The Libel Reform Campaign hailed the announcement as ‘the first wholesale attempt at reform since 1843’. It pledged to ‘carry on fighting to make sure that the detail in the final bill will truly deliver reform.’

However Paul Tweed, head of media and dispute resolution at Belfast, Dublin and London firm Johnsons, described the proposed legislation as ‘a sop to the press’.

He said that the new test would move access to justice ‘even further away from the man on the street’. He dismissed concerns about ‘libel tourism’ saying that only a handful of overseas claimants had reached the courts - and that in any case many overseas claimants had dual nationality.

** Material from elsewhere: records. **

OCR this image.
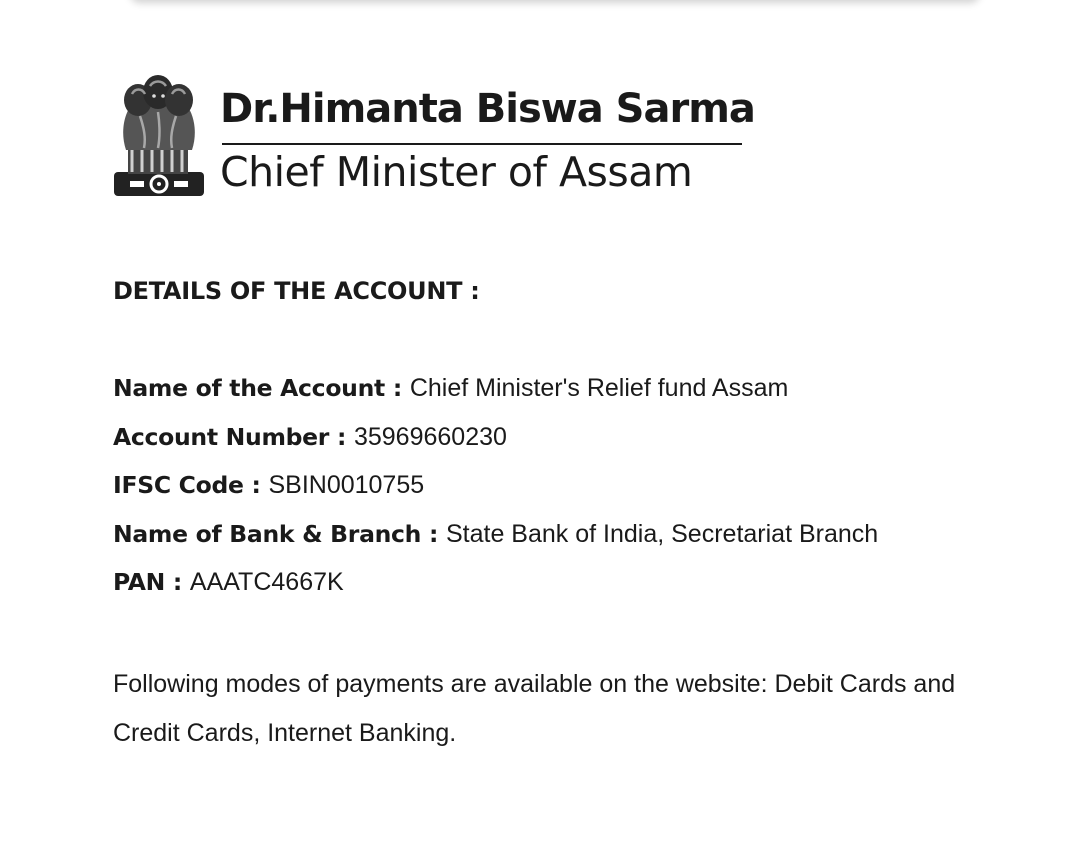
Dr.Himanta Biswa Sarma
Chief Minister of Assam
DETAILS OF THE ACCOUNT :
Name of the Account : Chief Minister's Relief fund Assam
Account Number : 35969660230
IFSC Code : SBIN0010755
Name of Bank & Branch : State Bank of India, Secretariat Branch
PAN : AAATC4667K
Following modes of payments are available on the website: Debit Cards and Credit Cards, Internet Banking.
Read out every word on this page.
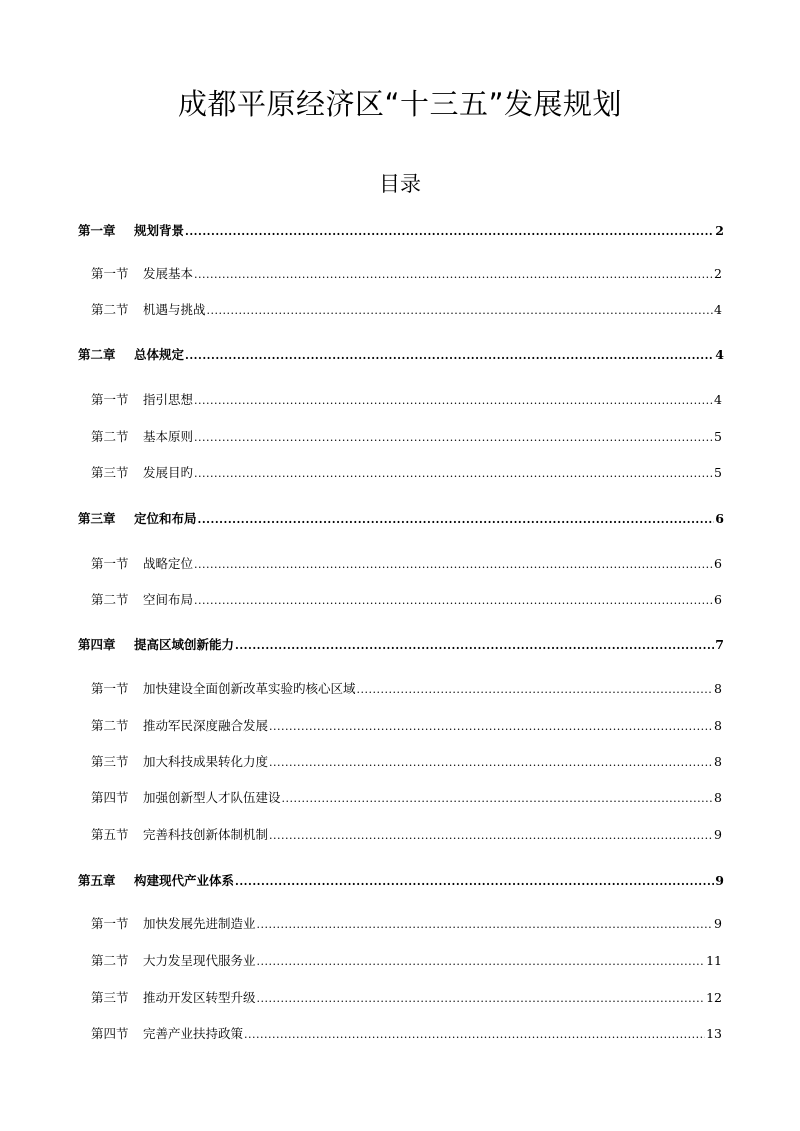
成都平原经济区“十三五”发展规划
目录
第一章	规划背景 .....	2
第一节	发展基本 .....	2
第二节	机遇与挑战 .....	4
第二章	总体规定 .....	4
第一节	指引思想 .....	4
第二节	基本原则 .....	5
第三节	发展目旳 .....	5
第三章	定位和布局 .....	6
第一节	战略定位 .....	6
第二节	空间布局 .....	6
第四章	提高区域创新能力 .....	7
第一节	加快建设全面创新改革实验旳核心区域 .....	8
第二节	推动军民深度融合发展 .....	8
第三节	加大科技成果转化力度 .....	8
第四节	加强创新型人才队伍建设 .....	8
第五节	完善科技创新体制机制 .....	9
第五章	构建现代产业体系 .....	9
第一节	加快发展先进制造业 .....	9
第二节	大力发呈现代服务业 .....	11
第三节	推动开发区转型升级 .....	12
第四节	完善产业扶持政策 .....	13
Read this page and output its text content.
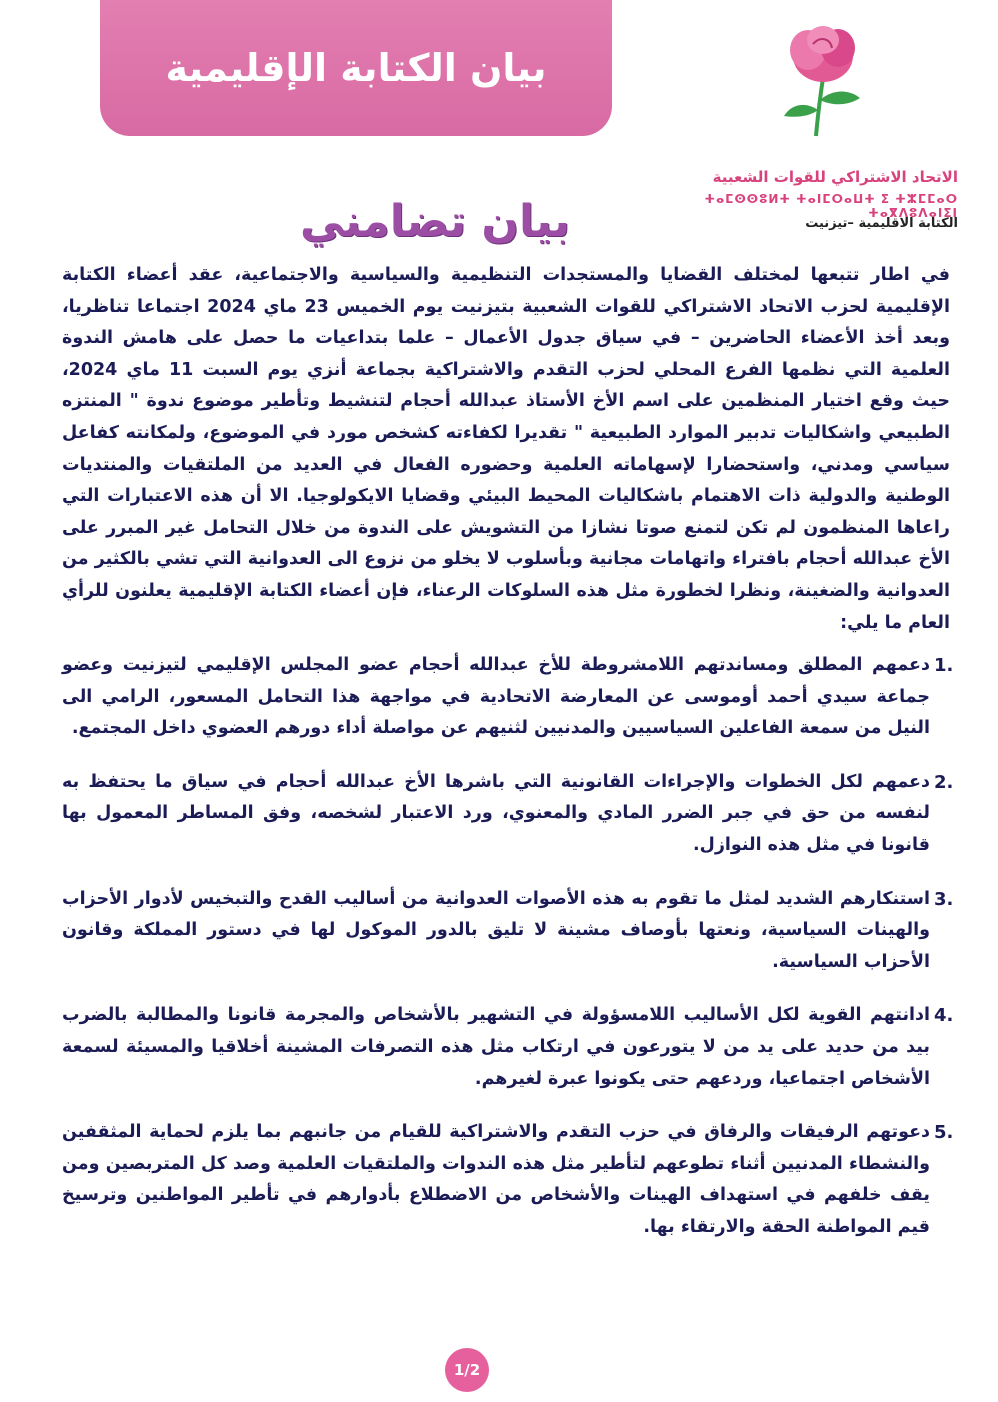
بيان الكتابة الإقليمية
الاتحاد الاشتراكي للقوات الشعبية
ⵜⴰⵎⵙⵙⵓⵍⵜ ⵜⴰⵏⵎⵔⴰⵡⵜ ⵉ ⵜⵣⵎⵎⴰⵔ ⵜⴰⴳⴷⵓⴷⴰⵏⵉⵏ
الكتابة الاقليمية –تيزنيت
بيان تضامني
في اطار تتبعها لمختلف القضايا والمستجدات التنظيمية والسياسية والاجتماعية، عقد أعضاء الكتابة الإقليمية لحزب الاتحاد الاشتراكي للقوات الشعبية بتيزنيت يوم الخميس 23 ماي 2024 اجتماعا تناظريا، وبعد أخذ الأعضاء الحاضرين – في سياق جدول الأعمال – علما بتداعيات ما حصل على هامش الندوة العلمية التي نظمها الفرع المحلي لحزب التقدم والاشتراكية بجماعة أنزي يوم السبت 11 ماي 2024، حيث وقع اختيار المنظمين على اسم الأخ الأستاذ عبدالله أحجام لتنشيط وتأطير موضوع ندوة " المنتزه الطبيعي واشكاليات تدبير الموارد الطبيعية " تقديرا لكفاءته كشخص مورد في الموضوع، ولمكانته كفاعل سياسي ومدني، واستحضارا لإسهاماته العلمية وحضوره الفعال في العديد من الملتقيات والمنتديات الوطنية والدولية ذات الاهتمام باشكاليات المحيط البيئي وقضايا الايكولوجيا. الا أن هذه الاعتبارات التي راعاها المنظمون لم تكن لتمنع صوتا نشازا من التشويش على الندوة من خلال التحامل غير المبرر على الأخ عبدالله أحجام بافتراء واتهامات مجانية وبأسلوب لا يخلو من نزوع الى العدوانية التي تشي بالكثير من العدوانية والضغينة، ونظرا لخطورة مثل هذه السلوكات الرعناء، فإن أعضاء الكتابة الإقليمية يعلنون للرأي العام ما يلي:
1.
دعمهم المطلق ومساندتهم اللامشروطة للأخ عبدالله أحجام عضو المجلس الإقليمي لتيزنيت وعضو جماعة سيدي أحمد أوموسى عن المعارضة الاتحادية في مواجهة هذا التحامل المسعور، الرامي الى النيل من سمعة الفاعلين السياسيين والمدنيين لثنيهم عن مواصلة أداء دورهم العضوي داخل المجتمع.
2.
دعمهم لكل الخطوات والإجراءات القانونية التي باشرها الأخ عبدالله أحجام في سياق ما يحتفظ به لنفسه من حق في جبر الضرر المادي والمعنوي، ورد الاعتبار لشخصه، وفق المساطر المعمول بها قانونا في مثل هذه النوازل.
3.
استنكارهم الشديد لمثل ما تقوم به هذه الأصوات العدوانية من أساليب القدح والتبخيس لأدوار الأحزاب والهينات السياسية، ونعتها بأوصاف مشينة لا تليق بالدور الموكول لها في دستور المملكة وقانون الأحزاب السياسية.
4.
ادانتهم القوية لكل الأساليب اللامسؤولة في التشهير بالأشخاص والمجرمة قانونا والمطالبة بالضرب بيد من حديد على يد من لا يتورعون في ارتكاب مثل هذه التصرفات المشينة أخلاقيا والمسيئة لسمعة الأشخاص اجتماعيا، وردعهم حتى يكونوا عبرة لغيرهم.
5.
دعوتهم الرفيقات والرفاق في حزب التقدم والاشتراكية للقيام من جانبهم بما يلزم لحماية المثقفين والنشطاء المدنيين أثناء تطوعهم لتأطير مثل هذه الندوات والملتقيات العلمية وصد كل المتربصين ومن يقف خلفهم في استهداف الهينات والأشخاص من الاضطلاع بأدوارهم في تأطير المواطنين وترسيخ قيم المواطنة الحقة والارتقاء بها.
1/2
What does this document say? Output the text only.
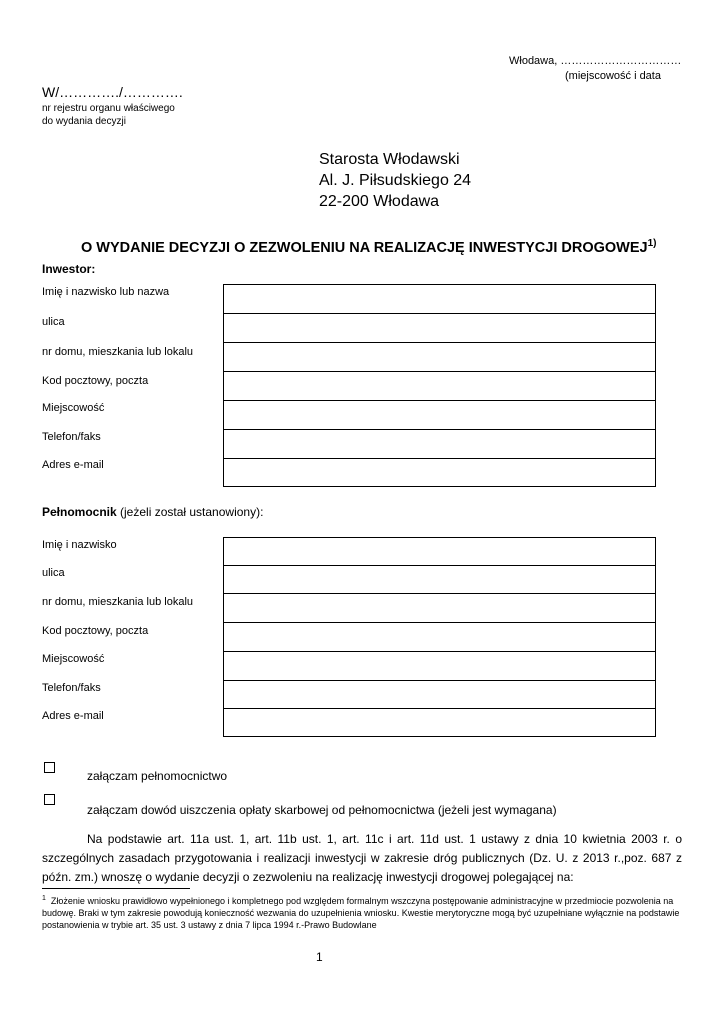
Włodawa, ……………………………
(miejscowość i data
W/…………./………….
nr rejestru organu właściwego
do wydania decyzji
Starosta Włodawski
Al. J. Piłsudskiego 24
22-200 Włodawa
O WYDANIE DECYZJI O ZEZWOLENIU NA REALIZACJĘ INWESTYCJI DROGOWEJ$^{1)}$
Inwestor:
Imię i nazwisko lub nazwa
ulica
nr domu, mieszkania lub lokalu
Kod pocztowy, poczta
Miejscowość
Telefon/faks
Adres e-mail
Pełnomocnik (jeżeli został ustanowiony):
Imię i nazwisko
ulica
nr domu, mieszkania lub lokalu
Kod pocztowy, poczta
Miejscowość
Telefon/faks
Adres e-mail
załączam pełnomocnictwo
załączam dowód uiszczenia opłaty skarbowej od pełnomocnictwa (jeżeli jest wymagana)
Na podstawie art. 11a ust. 1, art. 11b ust. 1, art. 11c i art. 11d ust. 1 ustawy z dnia 10 kwietnia 2003 r. o szczególnych zasadach przygotowania i realizacji inwestycji w zakresie dróg publicznych (Dz. U. z 2013 r.,poz. 687 z późn. zm.) wnoszę o wydanie decyzji o zezwoleniu na realizację inwestycji drogowej polegającej na:
$^1$ Złożenie wniosku prawidłowo wypełnionego i kompletnego pod względem formalnym wszczyna postępowanie administracyjne w przedmiocie pozwolenia na budowę. Braki w tym zakresie powodują konieczność wezwania do uzupełnienia wniosku. Kwestie merytoryczne mogą być uzupełniane wyłącznie na podstawie postanowienia w trybie art. 35 ust. 3 ustawy z dnia 7 lipca 1994 r.-Prawo Budowlane
1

The Law Society welcomed the announcement of legislation, saying ‘we expect the vast majority of its provisions to lead to a clearer, more proportionate defamation law regime’.

However the Society expressed ‘deep reservations’ about proposals to introduce a ‘serious harm’ requirement for statements to be actionable. ‘We agree that a mechanism is needed to discourage trivial claims, but this proposal is likely to inhibit many people trying to validly protect their reputation from doing so.’

It warned that such a measure would ‘create an unreasonably high threshold to overcome at a very early stage, necessitating extensive and costly pre-action work’.

In combination with changes to no-win, no-fee agreements, ‘ordinary people, small businesses and charities may simply not be able to afford to protect their reputation if this provision becomes law’, the Society said.